# Berechnungen unter MS QUERY



## Craig Marduk (23. August 2005)

Guten Morgen,

ich bin ein relativer Frischling beim Thema SQL.

Aber ich habe eine Frage:

Ich habe unter Excel eine Abfrage über MS Query eingebaut.
Diese liefert mir nach dem Select From Where...-Prinzip ein paar Spalten voller Daten.
Jetzt möchte ich eine Berechnunge einfügen. In einer neuen Spalte soll jeweils in Abhängigkeit von einem bestimmten Wert ein Wert ausgegeben werden. Ich hab's nach dem Prinzip (IF ... then ... else...) AS SPALTENNAME versucht. Dann bekomme ich aber immer wieder die Fehlermeldung, dass die Tabelle nicht angezeigt werden kann...

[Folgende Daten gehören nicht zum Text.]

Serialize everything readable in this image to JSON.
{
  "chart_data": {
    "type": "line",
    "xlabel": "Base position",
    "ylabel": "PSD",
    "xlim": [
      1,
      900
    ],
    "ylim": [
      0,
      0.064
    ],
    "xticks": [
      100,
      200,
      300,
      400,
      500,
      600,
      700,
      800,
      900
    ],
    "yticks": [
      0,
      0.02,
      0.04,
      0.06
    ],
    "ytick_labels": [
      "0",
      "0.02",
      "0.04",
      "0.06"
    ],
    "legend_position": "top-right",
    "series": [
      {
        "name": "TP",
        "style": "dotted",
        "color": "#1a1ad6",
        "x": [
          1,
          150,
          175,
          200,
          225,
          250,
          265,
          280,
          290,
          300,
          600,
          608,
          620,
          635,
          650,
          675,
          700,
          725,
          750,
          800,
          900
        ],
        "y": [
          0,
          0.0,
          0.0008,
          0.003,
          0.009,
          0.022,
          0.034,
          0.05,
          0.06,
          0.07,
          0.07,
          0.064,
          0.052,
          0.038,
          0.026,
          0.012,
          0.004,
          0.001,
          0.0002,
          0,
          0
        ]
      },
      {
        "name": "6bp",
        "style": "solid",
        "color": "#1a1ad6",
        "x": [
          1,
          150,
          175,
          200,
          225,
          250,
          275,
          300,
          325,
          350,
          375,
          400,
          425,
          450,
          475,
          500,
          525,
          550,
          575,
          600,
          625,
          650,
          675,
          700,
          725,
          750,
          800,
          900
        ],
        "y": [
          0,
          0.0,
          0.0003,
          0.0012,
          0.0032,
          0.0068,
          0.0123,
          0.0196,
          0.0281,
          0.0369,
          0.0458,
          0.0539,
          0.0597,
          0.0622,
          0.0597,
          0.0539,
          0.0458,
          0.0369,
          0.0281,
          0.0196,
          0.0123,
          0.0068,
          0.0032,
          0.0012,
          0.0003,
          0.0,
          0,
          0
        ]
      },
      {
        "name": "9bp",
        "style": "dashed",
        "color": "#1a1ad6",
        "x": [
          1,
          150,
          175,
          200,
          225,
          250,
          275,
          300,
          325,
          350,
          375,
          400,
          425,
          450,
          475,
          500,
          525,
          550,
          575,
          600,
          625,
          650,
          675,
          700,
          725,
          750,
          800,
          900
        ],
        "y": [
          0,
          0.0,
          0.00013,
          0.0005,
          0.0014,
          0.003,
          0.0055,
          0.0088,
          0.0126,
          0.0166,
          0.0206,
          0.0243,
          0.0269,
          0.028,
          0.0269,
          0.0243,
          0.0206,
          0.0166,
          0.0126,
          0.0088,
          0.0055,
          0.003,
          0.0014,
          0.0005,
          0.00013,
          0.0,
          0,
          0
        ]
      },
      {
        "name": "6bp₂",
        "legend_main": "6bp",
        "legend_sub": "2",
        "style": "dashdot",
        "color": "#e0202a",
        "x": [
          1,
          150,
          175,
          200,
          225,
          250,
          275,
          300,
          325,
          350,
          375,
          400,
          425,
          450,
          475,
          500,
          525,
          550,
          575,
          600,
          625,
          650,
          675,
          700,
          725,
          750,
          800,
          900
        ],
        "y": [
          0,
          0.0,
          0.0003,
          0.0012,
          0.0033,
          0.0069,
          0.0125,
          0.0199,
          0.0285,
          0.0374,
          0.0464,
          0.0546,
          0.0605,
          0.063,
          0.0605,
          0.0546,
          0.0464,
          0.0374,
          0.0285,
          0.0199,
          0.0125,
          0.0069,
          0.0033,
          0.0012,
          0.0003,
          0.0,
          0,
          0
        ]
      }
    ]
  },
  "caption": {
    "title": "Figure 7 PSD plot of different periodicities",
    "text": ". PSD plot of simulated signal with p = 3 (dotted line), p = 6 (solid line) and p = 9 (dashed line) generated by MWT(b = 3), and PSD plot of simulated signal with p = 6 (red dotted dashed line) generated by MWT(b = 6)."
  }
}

Weiß einer Rat, wie ich solche Berechnungen einfügen kann?


----------



## Nico Graichen (23. August 2005)

Hi und willkommen im Forum

Ich weiß nicht, wie es bei bei MS Query ist, aber beim SQL Server (also TSQL) gibt es die CASE-Anweisung, die genau das macht, was du willst.
Es würde mich doch wundern, wenn die Mircosofties zwei verschiedene Wege nutzen würden (obwohl eigentlich auch nicht  )
alles weitere zur CASE-Anweisung findest du hier


----------



## Craig Marduk (23. August 2005)

Kann ich die Case-Anweisung auch im Select-Block meiner Abfrage verwenden?


----------



## andi_g69 (23. August 2005)

Jep. Das sieht in T-SQL so aus:

SELECT 
CASE DeinFeld 
WHEN 0 THEN 'Ist 0'
ELSE 'Ist nicht 0'
END AS CaseBeispiel
FROM DeinerTabelle


----------



## Craig Marduk (24. August 2005)

Ich möchte folgenden Aufbau:
Wenn Feld1 gleich x oder y dann soll der Inhalt leer bleiben ansonsten soll (x+y)/2 als Feldinhalt unter dem Spaltennamen Kriterium ausgeben.
Dazu die die Abfrage:

SELECT
andere Felder, 
(CASE Feld1
WHEN (x OR y) THEN ' '
ELSE ((x + y)/2)
END) AS KRITERIUM
FROM
Quelltabelle
WHERE
...
ORDER BY
...

Wenn ich diesen Select-Part raus lasse, dann funktioniert die Abfrage. Wenn ich aber den Part einfüge, gibt der mir zwei Fehlermeldungen aus:
1. Die SQL-Abfrage kann nicht grafisch dargestellt werden...
2. Die Tabelle Quelltabelle kann nicht hinzugefügt werden...

Was mache ich falsch?


----------